Jill met her partner in 2001, having two children with him. The abuse started quickly, she says, with controlling behaviour and negative comments which dented her self-esteem.

"They were just not very nice comments, things like saying I looked fat if we were going out. It was all very subtle," she said.

As with many other cases, the violence came when her partner had been drinking. Jill recounts being held up against a wall by her throat and thrown outside on such an occasion.

"I chucked him out after that, but he managed to work his way back in. He was clever and manipulative."

Her friends bore witness to his controlling behaviour, but they did not have the full picture and remained in the dark for a long time about what Jill was enduring behind closed doors.

Close friend Leslie remembers a gathering at her house when, fuelled by drink, Jill's partner became aggressive towards the rest of the group - especially when Leslie argued back.

But it was not enough to make her realise her friend was a victim of domestic abuse.

"I only knew what Jill told me, and it didn't cross my mind it was domestic abuse," she said.

"Looking back I wonder if I should have said something more as her friend, but you can't make somebody do something and I didn't know what it was really like for her."

Even Jill was not fully aware of her situation until a training course at work saw her recognise all the signs of an abusive relationship.

"I didn't understand it was abusive until then. It was like a lightbulb being turned on, and I thought I've got to get out of this."

But in 2010 it came to a head when Jill's partner called while drunk to tell her he was locked out of home.

When she let him in was the moment she was attacked and badly beaten in a brutal assault lasting nearly an hour.

Fortunately her phone call had raised the alarm, and the police arrived and arrested her partner, leading to him being convicted of grievous bodily harm and sentenced to four years in prison.

Jill was free, but her world as she knew it had been turned upside down and it only marked the start of her attempt to rebuild her life.

With the help of those close to her and support workers she has done so, putting her in a position to be philosophical about abusive relationships and just how hard it is for women to get out of them.

"I was scared to leave - I didn't know what it would be like. But now I am out of it I know nothing will ever be as bad as it was then.

"I'm a single mum, it's hard but I no longer live in fear, having to walk around on eggshells and worry about upsetting him.

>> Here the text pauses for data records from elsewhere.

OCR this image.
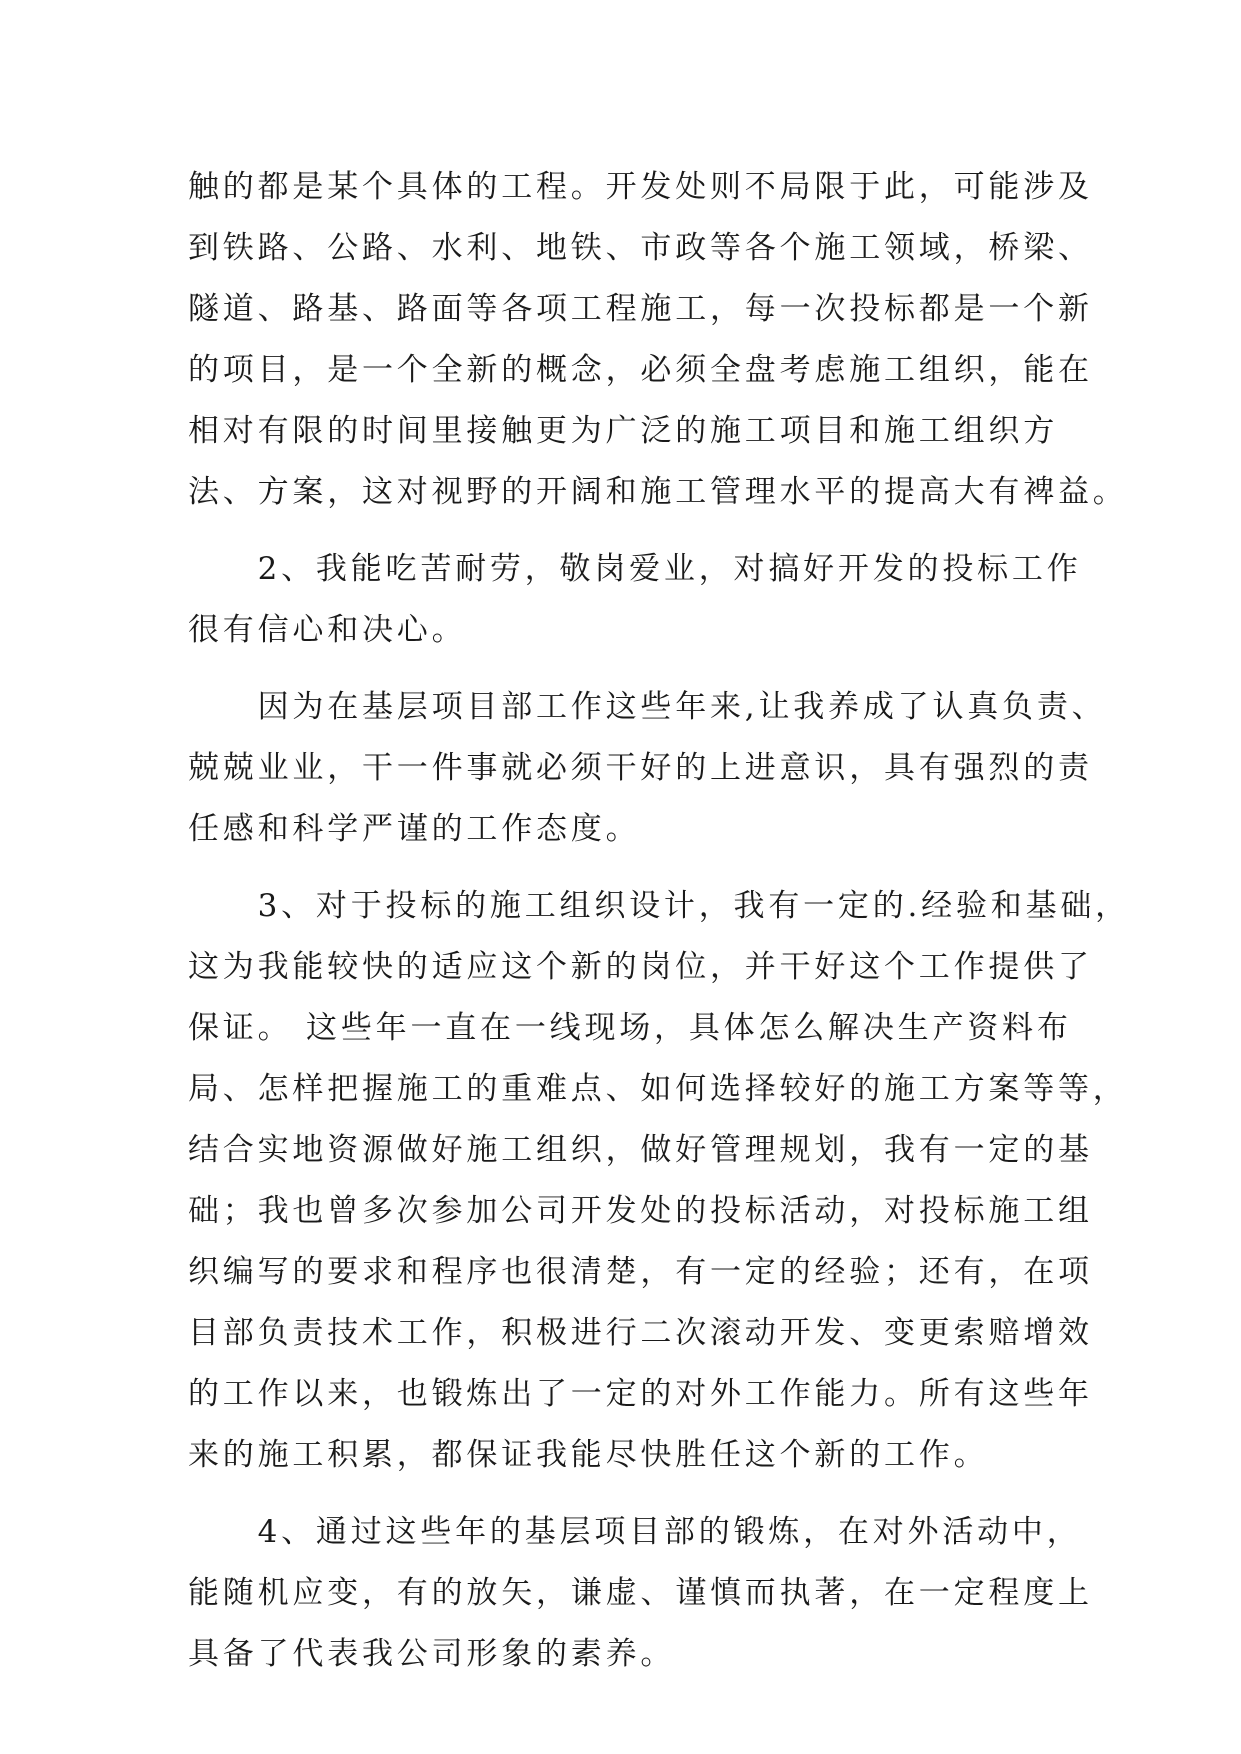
触的都是某个具体的工程。开发处则不局限于此，可能涉及
到铁路、公路、水利、地铁、市政等各个施工领域，桥梁、
隧道、路基、路面等各项工程施工，每一次投标都是一个新
的项目，是一个全新的概念，必须全盘考虑施工组织，能在
相对有限的时间里接触更为广泛的施工项目和施工组织方
法、方案，这对视野的开阔和施工管理水平的提高大有裨益。
　　2、我能吃苦耐劳，敬岗爱业，对搞好开发的投标工作
很有信心和决心。
　　因为在基层项目部工作这些年来,让我养成了认真负责、
兢兢业业，干一件事就必须干好的上进意识，具有强烈的责
任感和科学严谨的工作态度。
　　3、对于投标的施工组织设计，我有一定的.经验和基础，
这为我能较快的适应这个新的岗位，并干好这个工作提供了
保证。 这些年一直在一线现场，具体怎么解决生产资料布
局、怎样把握施工的重难点、如何选择较好的施工方案等等，
结合实地资源做好施工组织，做好管理规划，我有一定的基
础；我也曾多次参加公司开发处的投标活动，对投标施工组
织编写的要求和程序也很清楚，有一定的经验；还有，在项
目部负责技术工作，积极进行二次滚动开发、变更索赔增效
的工作以来，也锻炼出了一定的对外工作能力。所有这些年
来的施工积累，都保证我能尽快胜任这个新的工作。
　　4、通过这些年的基层项目部的锻炼，在对外活动中，
能随机应变，有的放矢，谦虚、谨慎而执著，在一定程度上
具备了代表我公司形象的素养。
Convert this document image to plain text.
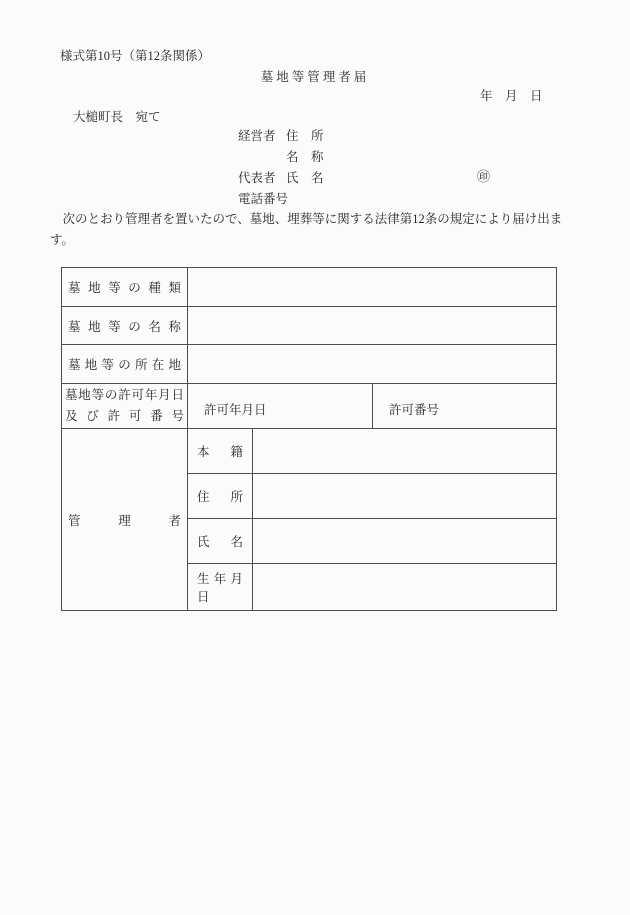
様式第10号（第12条関係）
墓地等管理者届
年　月　日
大槌町長　宛て
経営者 住　所
名　称
代表者 氏　名	㊞
電話番号
　次のとおり管理者を置いたので、墓地、埋葬等に関する法律第12条の規定により届け出ま
す。
墓地等の種類			
墓地等の名称			
墓地等の所在地			

墓地等の許可年月日
及び許可番号	許可年月日		許可番号
管理者	本籍		
	住所		
	氏名		
	生年月日		
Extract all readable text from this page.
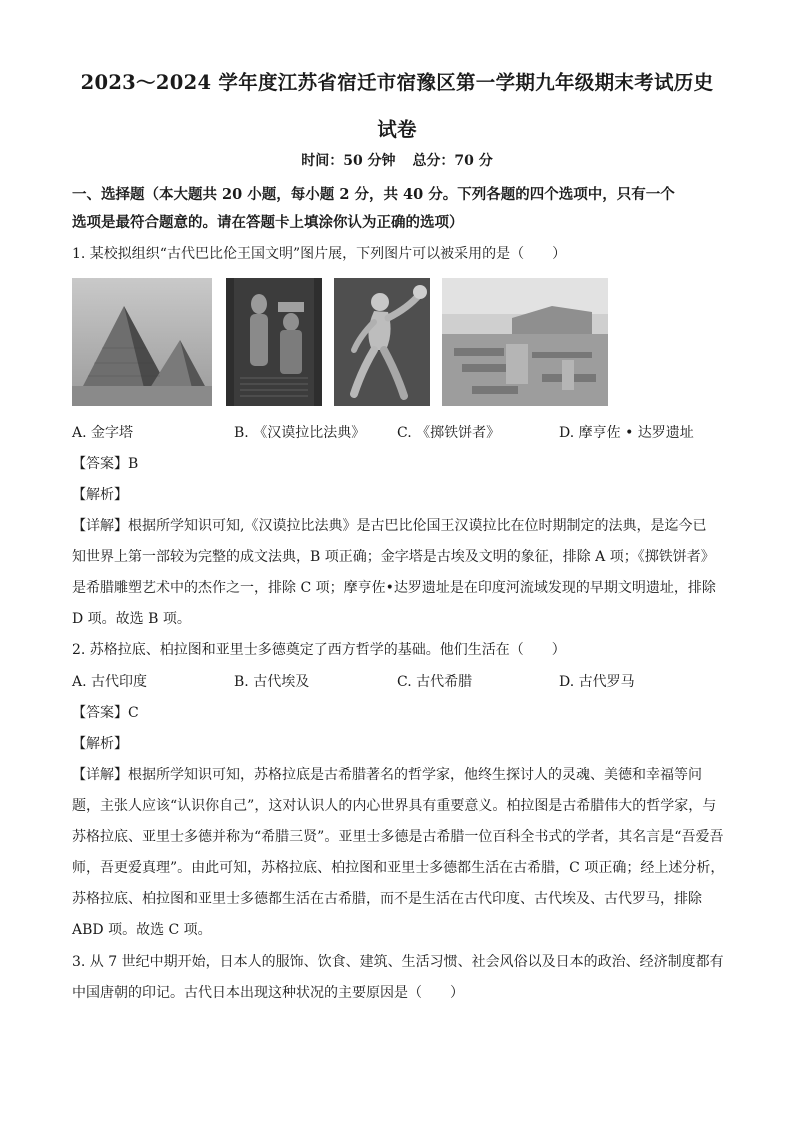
2023～2024 学年度江苏省宿迁市宿豫区第一学期九年级期末考试历史
试卷
时间：50 分钟 总分：70 分
一、选择题（本大题共 20 小题，每小题 2 分，共 40 分。下列各题的四个选项中，只有一个
选项是最符合题意的。请在答题卡上填涂你认为正确的选项）
1. 某校拟组织“古代巴比伦王国文明”图片展，下列图片可以被采用的是（　　）
A. 金字塔	B. 《汉谟拉比法典》 C. 《掷铁饼者》	D. 摩亨佐 • 达罗遗址
【答案】B
【解析】
【详解】根据所学知识可知,《汉谟拉比法典》是古巴比伦国王汉谟拉比在位时期制定的法典，是迄今已
知世界上第一部较为完整的成文法典，B 项正确；金字塔是古埃及文明的象征，排除 A 项；《掷铁饼者》
是希腊雕塑艺术中的杰作之一，排除 C 项；摩亨佐•达罗遗址是在印度河流域发现的早期文明遗址，排除
D 项。故选 B 项。
2. 苏格拉底、柏拉图和亚里士多德奠定了西方哲学的基础。他们生活在（　　）
A. 古代印度	B. 古代埃及	C. 古代希腊	D. 古代罗马
【答案】C
【解析】
【详解】根据所学知识可知，苏格拉底是古希腊著名的哲学家，他终生探讨人的灵魂、美德和幸福等问
题，主张人应该“认识你自己”，这对认识人的内心世界具有重要意义。柏拉图是古希腊伟大的哲学家，与
苏格拉底、亚里士多德并称为“希腊三贤”。亚里士多德是古希腊一位百科全书式的学者，其名言是“吾爱吾
师，吾更爱真理”。由此可知，苏格拉底、柏拉图和亚里士多德都生活在古希腊，C 项正确；经上述分析，
苏格拉底、柏拉图和亚里士多德都生活在古希腊，而不是生活在古代印度、古代埃及、古代罗马，排除
ABD 项。故选 C 项。
3. 从 7 世纪中期开始，日本人的服饰、饮食、建筑、生活习惯、社会风俗以及日本的政治、经济制度都有
中国唐朝的印记。古代日本出现这种状况的主要原因是（　　）
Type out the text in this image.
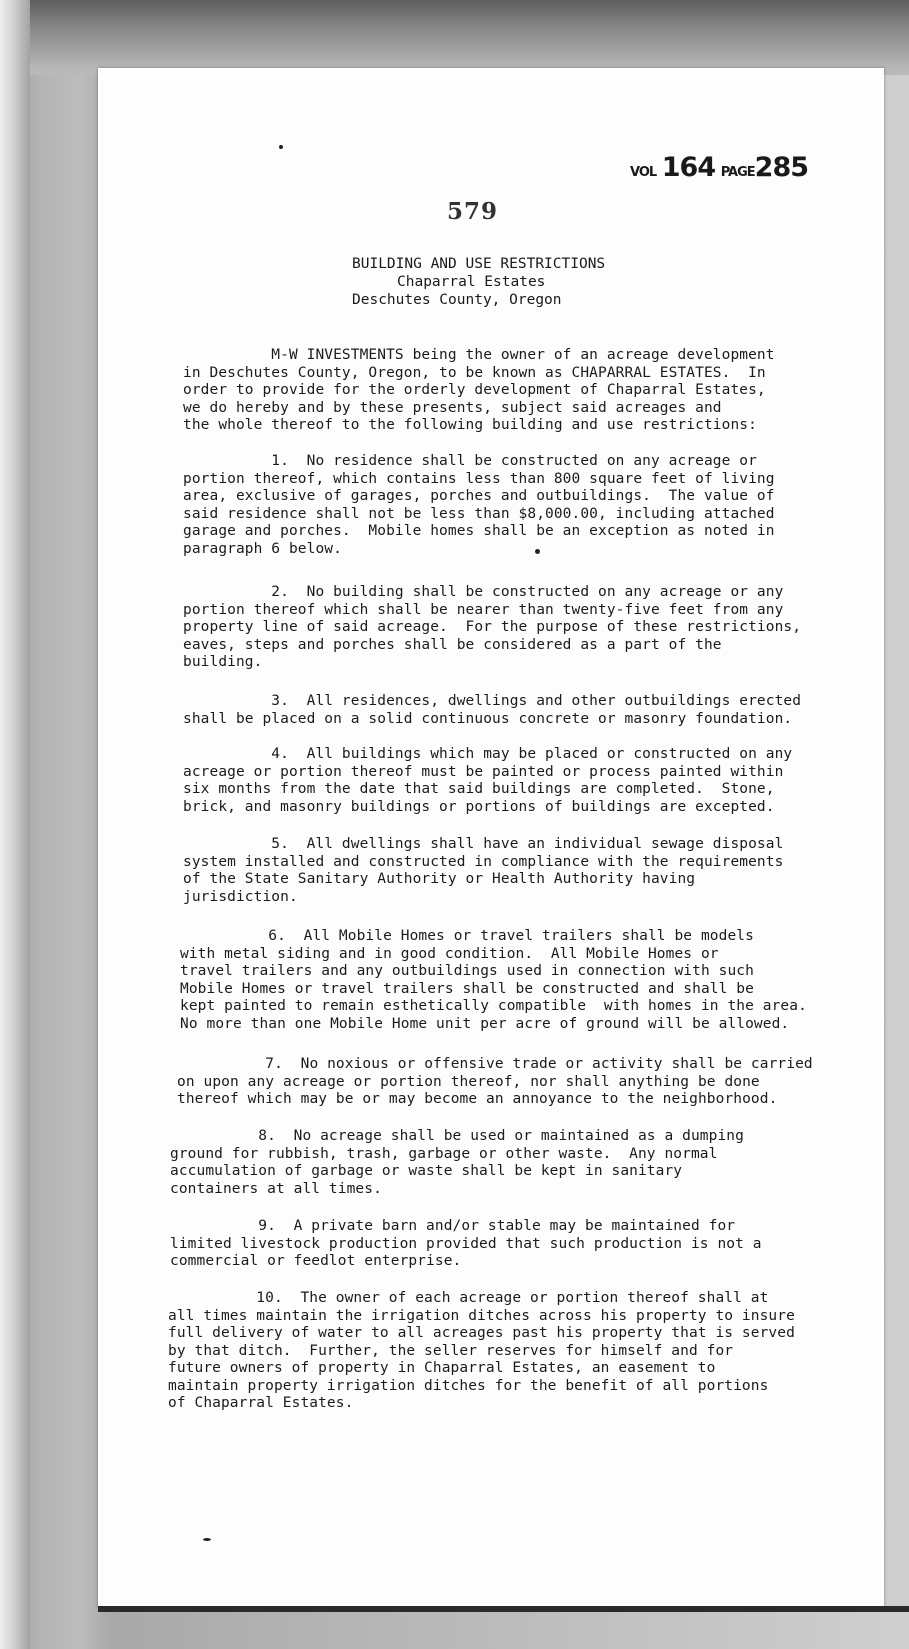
VOL 164 PAGE285
579
BUILDING AND USE RESTRICTIONS
Chaparral Estates
Deschutes County, Oregon
M-W INVESTMENTS being the owner of an acreage development
in Deschutes County, Oregon, to be known as CHAPARRAL ESTATES.  In
order to provide for the orderly development of Chaparral Estates,
we do hereby and by these presents, subject said acreages and
the whole thereof to the following building and use restrictions:
1.  No residence shall be constructed on any acreage or
portion thereof, which contains less than 800 square feet of living
area, exclusive of garages, porches and outbuildings.  The value of
said residence shall not be less than $8,000.00, including attached
garage and porches.  Mobile homes shall be an exception as noted in
paragraph 6 below.
2.  No building shall be constructed on any acreage or any
portion thereof which shall be nearer than twenty-five feet from any
property line of said acreage.  For the purpose of these restrictions,
eaves, steps and porches shall be considered as a part of the
building.
3.  All residences, dwellings and other outbuildings erected
shall be placed on a solid continuous concrete or masonry foundation.
4.  All buildings which may be placed or constructed on any
acreage or portion thereof must be painted or process painted within
six months from the date that said buildings are completed.  Stone,
brick, and masonry buildings or portions of buildings are excepted.
5.  All dwellings shall have an individual sewage disposal
system installed and constructed in compliance with the requirements
of the State Sanitary Authority or Health Authority having
jurisdiction.
6.  All Mobile Homes or travel trailers shall be models
with metal siding and in good condition.  All Mobile Homes or
travel trailers and any outbuildings used in connection with such
Mobile Homes or travel trailers shall be constructed and shall be
kept painted to remain esthetically compatible  with homes in the area.
No more than one Mobile Home unit per acre of ground will be allowed.
7.  No noxious or offensive trade or activity shall be carried
on upon any acreage or portion thereof, nor shall anything be done
thereof which may be or may become an annoyance to the neighborhood.
8.  No acreage shall be used or maintained as a dumping
ground for rubbish, trash, garbage or other waste.  Any normal
accumulation of garbage or waste shall be kept in sanitary
containers at all times.
9.  A private barn and/or stable may be maintained for
limited livestock production provided that such production is not a
commercial or feedlot enterprise.
10.  The owner of each acreage or portion thereof shall at
all times maintain the irrigation ditches across his property to insure
full delivery of water to all acreages past his property that is served
by that ditch.  Further, the seller reserves for himself and for
future owners of property in Chaparral Estates, an easement to
maintain property irrigation ditches for the benefit of all portions
of Chaparral Estates.
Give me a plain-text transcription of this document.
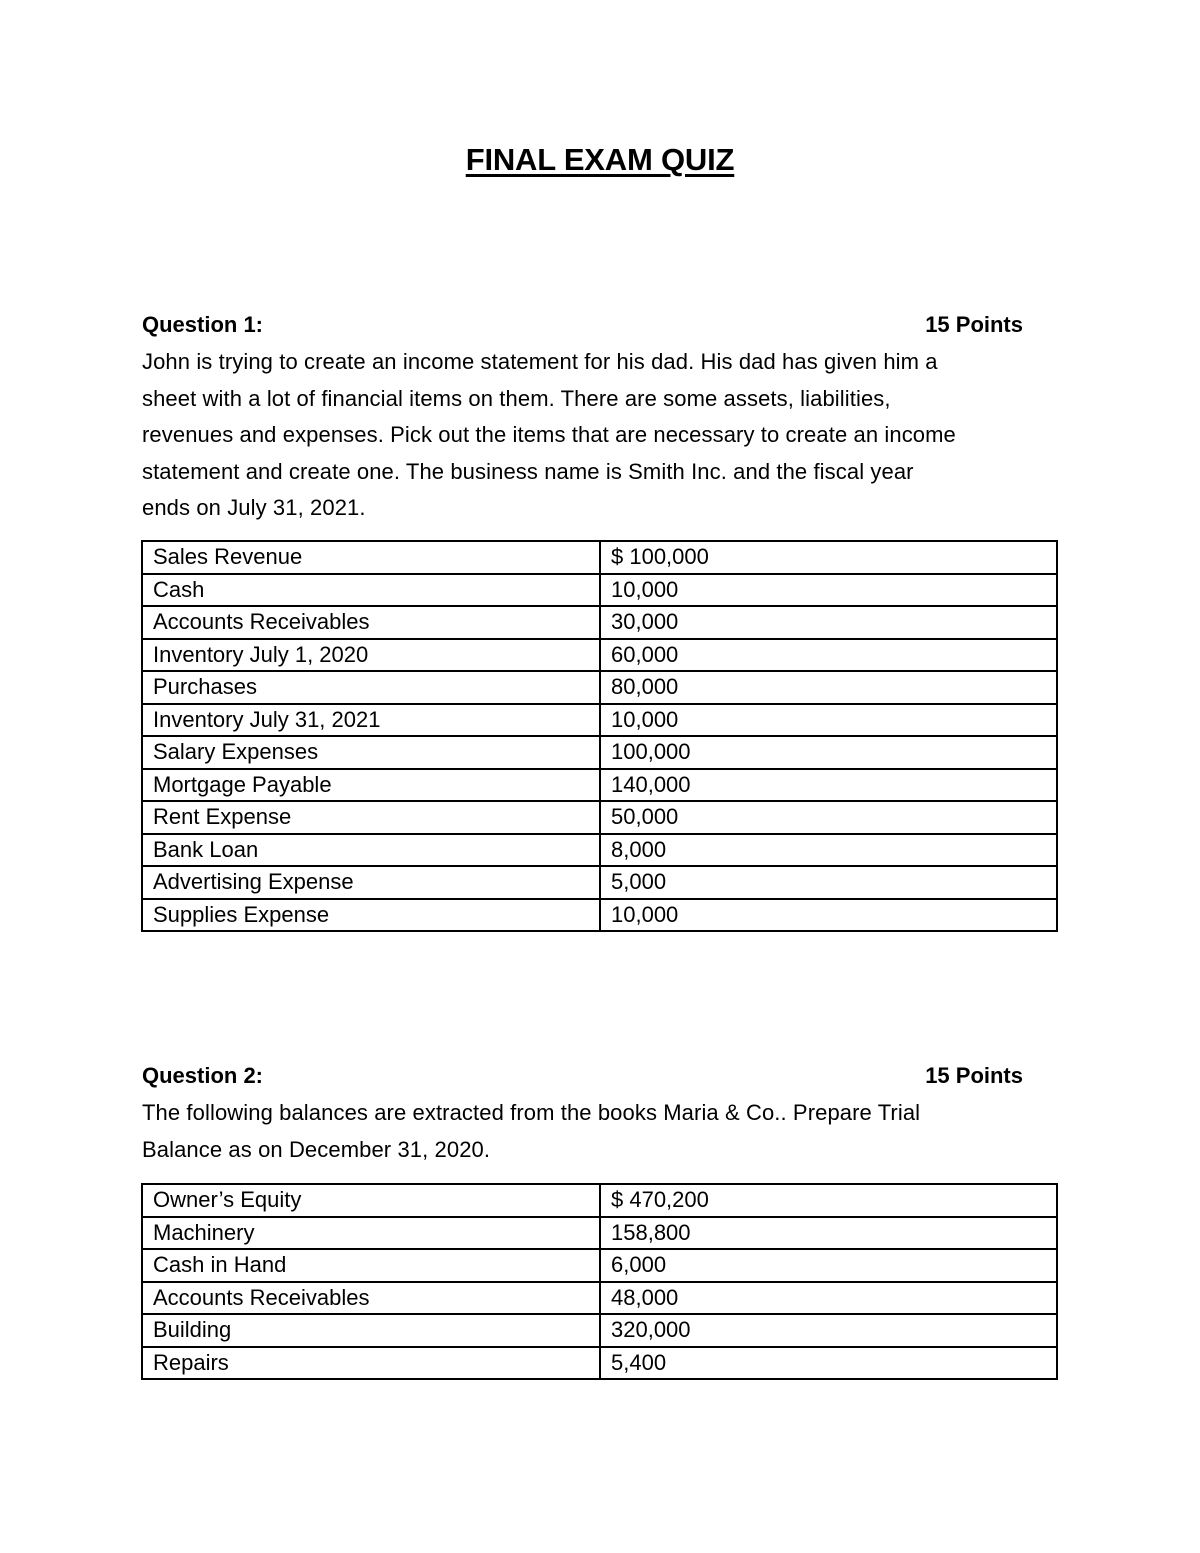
FINAL EXAM QUIZ
Question 1:	15 Points
John is trying to create an income statement for his dad. His dad has given him a
sheet with a lot of financial items on them. There are some assets, liabilities,
revenues and expenses. Pick out the items that are necessary to create an income
statement and create one. The business name is Smith Inc. and the fiscal year
ends on July 31, 2021.
Sales Revenue	$ 100,000
Cash	10,000
Accounts Receivables	30,000
Inventory July 1, 2020	60,000
Purchases	80,000
Inventory July 31, 2021	10,000
Salary Expenses	100,000
Mortgage Payable	140,000
Rent Expense	50,000
Bank Loan	8,000
Advertising Expense	5,000
Supplies Expense	10,000
Question 2:	15 Points
The following balances are extracted from the books Maria & Co.. Prepare Trial
Balance as on December 31, 2020.
Owner’s Equity	$ 470,200
Machinery	158,800
Cash in Hand	6,000
Accounts Receivables	48,000
Building	320,000
Repairs	5,400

"It sounds stupid, but one of the defining moments for me was going shopping and being able to buy what I wanted. It was a massive release for me."

*HELP is at hand for victims of domestic abuse.

With families spending more time together at Christmas and New Year, tensions can rise and reports of domestic violence increase as a result.

It has prompted Warwickshire Against Domestic Abuse to remind victims help is out there if they can find the courage to speak out.

It is estimated there are at least 9,000 cases of domestic abuse in Warwickshire each year.

On average, victims live with 35 assaults over seven years before reporting it to the police. Sufferers are more likely to tell friends or family before anyone else.

Warwickshire's domestic abuse manager, Sue Ingram, said: "Domestic abuse can start with small changes in behaviour. It is all about control and can take many forms - physical, psychological and sexual.

"Sufferers' behaviour often changes as they become quieter, more introverted and less confident.

"I would urge people to open their eyes to domestic abuse and if they are suffering silently or know someone who is, I hope they will find the courage to take steps to seek help."

Every month around 700 incidents of domestic abuse are reported to Warwickshire Police, but during December the force expected this to have risen by a third.

Det Insp Roy Wheelwright, from the county's domestic abuse unit, said: "Domestic abuse is not acceptable and we are asking the public to help us to stop it happening in our communities.

"It is now much more socially acceptable to report domestic abuse than it ever has been. At some time in their lives one out of every four women and one out of every six men will be affected by domestic abuse.

"Don't suffer in silence or stand by and let it continue - whoever you are, if you have been affected, please seek help."